State-owned enterprises (SOEs) remain economically meaningful in both developing and developed countries. SOEs’ quasi-public status affords them significant benefits to provide basic public services. Yet as entities subject to regulation and enforcement by the very governments that own them, SOEs can succumb to inept or corrupt management. Researchers Chul Ju Kim and Zulfiqar Ali say SOEs can improve by adopting private sector methods. getAbstract recommends this incisive analysis to policy experts and economists.

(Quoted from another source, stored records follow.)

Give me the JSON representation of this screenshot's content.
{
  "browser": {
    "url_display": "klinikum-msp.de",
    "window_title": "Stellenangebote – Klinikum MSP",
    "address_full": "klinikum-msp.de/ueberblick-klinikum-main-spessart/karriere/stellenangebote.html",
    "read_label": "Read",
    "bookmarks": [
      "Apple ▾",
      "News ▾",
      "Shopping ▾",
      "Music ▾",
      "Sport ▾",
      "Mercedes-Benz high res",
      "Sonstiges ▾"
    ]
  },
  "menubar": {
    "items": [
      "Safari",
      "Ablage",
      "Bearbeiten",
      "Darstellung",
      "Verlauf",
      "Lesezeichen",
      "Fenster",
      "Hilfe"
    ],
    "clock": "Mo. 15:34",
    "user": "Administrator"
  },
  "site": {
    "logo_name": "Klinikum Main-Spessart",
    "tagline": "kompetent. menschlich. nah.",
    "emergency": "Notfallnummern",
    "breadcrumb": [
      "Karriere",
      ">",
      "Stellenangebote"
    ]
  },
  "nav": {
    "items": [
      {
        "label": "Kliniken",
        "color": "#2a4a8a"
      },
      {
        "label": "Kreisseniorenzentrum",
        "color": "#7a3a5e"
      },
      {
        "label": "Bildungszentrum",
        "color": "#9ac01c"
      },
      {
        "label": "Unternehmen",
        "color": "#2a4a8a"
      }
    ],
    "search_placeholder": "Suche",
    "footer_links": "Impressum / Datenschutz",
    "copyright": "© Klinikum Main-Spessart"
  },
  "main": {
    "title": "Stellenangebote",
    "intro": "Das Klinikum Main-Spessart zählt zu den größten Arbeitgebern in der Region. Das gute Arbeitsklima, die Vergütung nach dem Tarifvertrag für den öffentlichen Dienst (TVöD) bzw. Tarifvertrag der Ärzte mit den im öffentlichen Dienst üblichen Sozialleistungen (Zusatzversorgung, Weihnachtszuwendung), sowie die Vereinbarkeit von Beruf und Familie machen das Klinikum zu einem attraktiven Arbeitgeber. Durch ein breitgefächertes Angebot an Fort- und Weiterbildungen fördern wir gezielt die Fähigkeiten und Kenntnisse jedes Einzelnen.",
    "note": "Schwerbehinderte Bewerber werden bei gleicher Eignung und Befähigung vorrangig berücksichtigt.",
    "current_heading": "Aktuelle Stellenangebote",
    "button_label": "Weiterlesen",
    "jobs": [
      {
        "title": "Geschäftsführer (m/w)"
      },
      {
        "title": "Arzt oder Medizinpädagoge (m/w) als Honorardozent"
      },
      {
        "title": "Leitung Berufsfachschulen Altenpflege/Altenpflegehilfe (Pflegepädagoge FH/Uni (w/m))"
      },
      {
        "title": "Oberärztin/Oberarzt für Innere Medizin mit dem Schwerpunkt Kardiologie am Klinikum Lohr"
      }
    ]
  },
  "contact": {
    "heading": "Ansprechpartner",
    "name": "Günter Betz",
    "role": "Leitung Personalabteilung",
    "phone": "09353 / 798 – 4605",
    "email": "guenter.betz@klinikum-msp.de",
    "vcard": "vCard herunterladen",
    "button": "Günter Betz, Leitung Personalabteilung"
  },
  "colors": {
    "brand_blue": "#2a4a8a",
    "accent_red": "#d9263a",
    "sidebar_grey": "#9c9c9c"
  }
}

In this summary, you will learn

  • What state-owned enterprises (SOEs) are and what they do,
  • How conflicting ownership and oversight roles can lead to SOEs’ suboptimal performance, and
  • How SOEs can incorporate private-industry standards to improve productivity. 
 

About the Authors

Chul Ju Kim and Zulfiqar Ali are deputy dean and research associate, respectively, at the Asian Development Bank Institute.

 

Summary

A state-owned enterprise (SOE) is a company over which a government exercises substantial control. SOEs are alive and well in both advanced and emerging economies. These firms manage essential public facilities such as telecommunications networks, energy grids and sanitation systems. In return, they enjoy subsidies, debt forbearance and desirable borrowing terms. SOEs are responsible for almost one-third of GDP in China, and for 25% of GDP in India and in Thailand. SOEs dominate in fast-growing nations such as the United Arab Emirates, Malaysia and Indonesia.